The 24 year-old England 'A' swing bowler, who is believed to be leaving Leicestershire at the end of the summer to join Surrey, joins Phil Tufnell, the Middlesex spinner who is recalled to the England squad following an 18 month absence.
It was Tufnell who bowled England to victory against Australia at the Oval in 1997, though this summer the pitch has not given as much assistance to Surrey's spinners and the pale yellow track chosen for this last Test is unlikely to help either Tufnell or Shane Warne, who is four short of his 400 Test wickets, to break any records.

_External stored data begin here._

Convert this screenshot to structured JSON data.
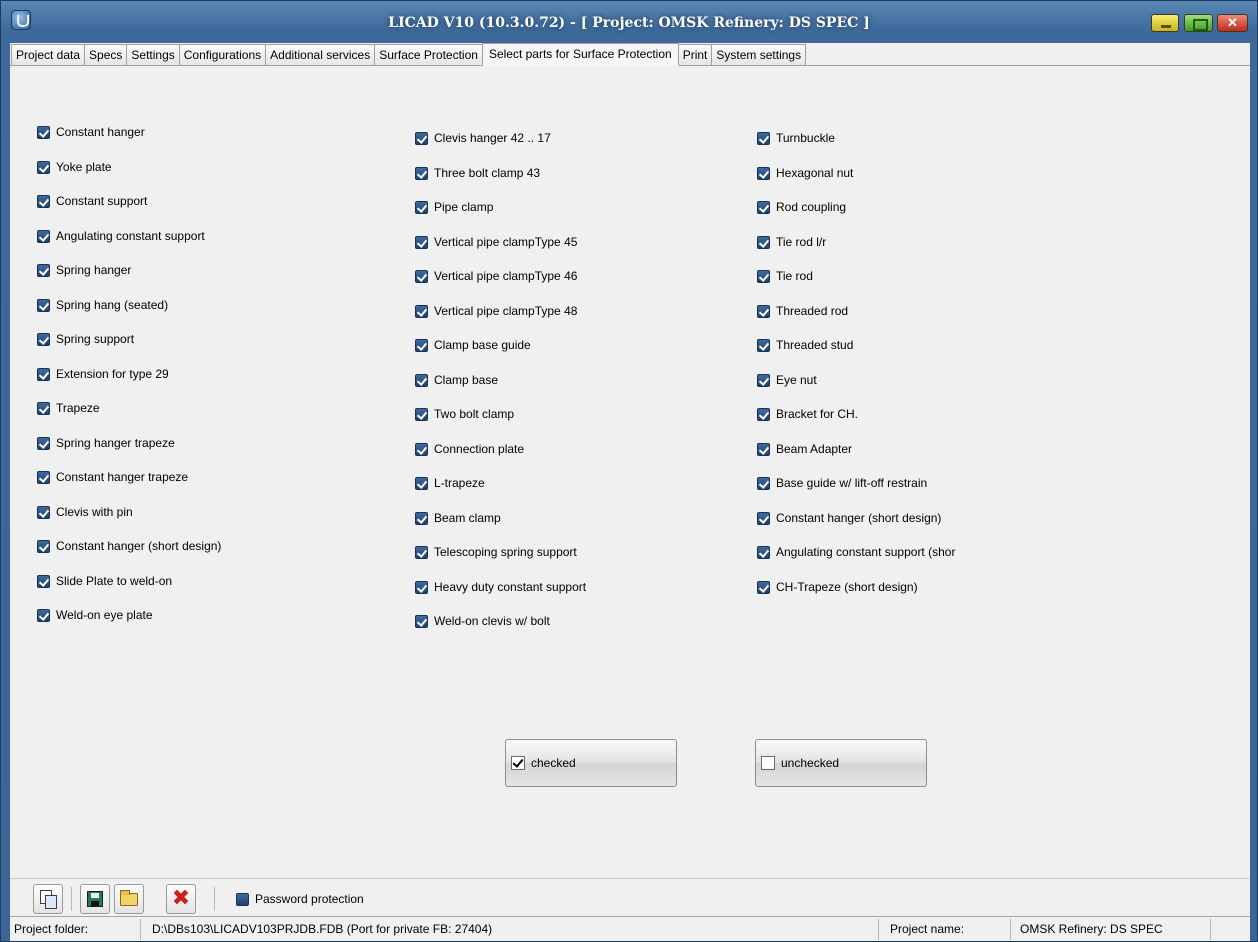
{
  "window": {
    "title": "LICAD V10 (10.3.0.72) -  [ Project: OMSK Refinery: DS SPEC ]",
    "close_glyph": "✕"
  },
  "tabs": [
    {
      "label": "Project data",
      "active": false
    },
    {
      "label": "Specs",
      "active": false
    },
    {
      "label": "Settings",
      "active": false
    },
    {
      "label": "Configurations",
      "active": false
    },
    {
      "label": "Additional services",
      "active": false
    },
    {
      "label": "Surface Protection",
      "active": false
    },
    {
      "label": "Select parts for Surface Protection",
      "active": true
    },
    {
      "label": "Print",
      "active": false
    },
    {
      "label": "System settings",
      "active": false
    }
  ],
  "columns": [
    {
      "items": [
        "Constant hanger",
        "Yoke plate",
        "Constant support",
        "Angulating constant support",
        "Spring hanger",
        "Spring hang (seated)",
        "Spring support",
        "Extension for type 29",
        "Trapeze",
        "Spring hanger trapeze",
        "Constant hanger trapeze",
        "Clevis with pin",
        "Constant hanger (short design)",
        "Slide Plate to weld-on",
        "Weld-on eye plate"
      ]
    },
    {
      "items": [
        "Clevis hanger 42 .. 17",
        "Three bolt clamp 43",
        "Pipe clamp",
        "Vertical pipe clampType 45",
        "Vertical pipe clampType 46",
        "Vertical pipe clampType 48",
        "Clamp base guide",
        "Clamp base",
        "Two bolt clamp",
        "Connection plate",
        "L-trapeze",
        "Beam clamp",
        "Telescoping spring support",
        "Heavy duty constant support",
        "Weld-on clevis w/ bolt"
      ]
    },
    {
      "items": [
        "Turnbuckle",
        "Hexagonal nut",
        "Rod coupling",
        "Tie rod l/r",
        "Tie rod",
        "Threaded rod",
        "Threaded stud",
        "Eye nut",
        "Bracket for CH.",
        "Beam Adapter",
        "Base guide w/ lift-off restrain",
        "Constant hanger (short design)",
        "Angulating constant support (shor",
        "CH-Trapeze (short design)"
      ]
    }
  ],
  "buttons": {
    "checked_label": "checked",
    "unchecked_label": "unchecked"
  },
  "toolbar": {
    "password_label": "Password protection"
  },
  "statusbar": {
    "folder_label": "Project folder:",
    "folder_value": "D:\\DBs103\\LICADV103PRJDB.FDB (Port for private FB: 27404)",
    "name_label": "Project name:",
    "name_value": "OMSK Refinery: DS SPEC"
  }
}
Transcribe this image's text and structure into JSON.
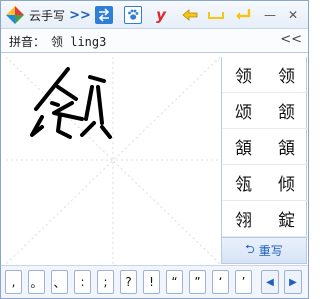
{
  "app": {
    "title": "云手写"
  },
  "toolbar": {
    "expand_glyph": ">>",
    "y_label": "y",
    "minimize_glyph": "—",
    "close_glyph": "✕"
  },
  "pinyin": {
    "label": "拼音：",
    "value": "领 ling3",
    "collapse_glyph": "<<"
  },
  "candidates": [
    "领",
    "领",
    "颂",
    "颔",
    "頷",
    "頷",
    "瓴",
    "倾",
    "翎",
    "錠"
  ],
  "rewrite": {
    "arrow": "⮌",
    "label": "重写"
  },
  "punctuation": [
    ",",
    "。",
    "、",
    ":",
    ";",
    "?",
    "!",
    "“",
    "”",
    "‘",
    "’"
  ],
  "nav": {
    "prev": "◀",
    "next": "▶"
  },
  "colors": {
    "accent": "#1f5fbf",
    "border": "#b9cbe4",
    "stroke": "#000000"
  }
}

Australian captain Steve Waugh returned from injury to lead his side for what could be the last time in England. After being stretchered off at Trent Bridge, Waugh has made a remarkable recovery to make sure of his place in this last Ashes encounter.
As a result Simon Katich returns to dressing room duties, which he will share with Michael Slater, who was dropped in favour of Justin Langer.
Nasser Hussain lost the toss for the ninth consecutive time but Waugh chose to bat first in his bid to finish the series with an emphatic 4-1 score line and depriving Mark Butcher, who made 173* at Headingley, of the chance for another triumph on his 29th birthday.
England: Nasser Hussain (capt, Essex); Mike Atherton (Lancs); Marcus Trescothick (Somerset); Mark Butcher (Surrey); Mark Ramprakash (Surrey); Alec Stewart (Surrey); Usman Afzaal (Nottinghamshire); Andrew Caddick (Somerset); Darren Gough (Yorkshire); James Ormond (Leicestershire); Phil Tufnell (Middlesex)
Australia: Steve Waugh (capt); Adam Gilchrist; Matthew Hayden ; Justin Langer; Ricky Ponting; Mark Waugh; Damien Martyn; Shane Warne; Brett Lee; Jason Gillespie; Glenn McGrath.
Ormond was preferred to Somerset's Richard Johnson as a replacement for the injured Alex Tudor (rib).
Steve Waugh returns to captain Australia, while Justin Langer is chosen ahead of Michael Slater.
N Hussain (Essex, captain), M Atherton (Lancashire), M Trescothick (Somerset), M Butcher (Surrey), M Ramprakash (Surrey), U Afzaal (Nottinghamshire), A Stewart (Surrey), A Caddick (Somerset), D Gough (Yorkshire), J Ormond (Leicestershire), P Tufnell (Middlesex).
Australia team: ML Hayden, JL Langer, RT Ponting, ME Waugh, *SR Waugh, DR Martyn, +AC Gilchrist, SK Warne, JN Gillespie, GD McGrath, B Lee.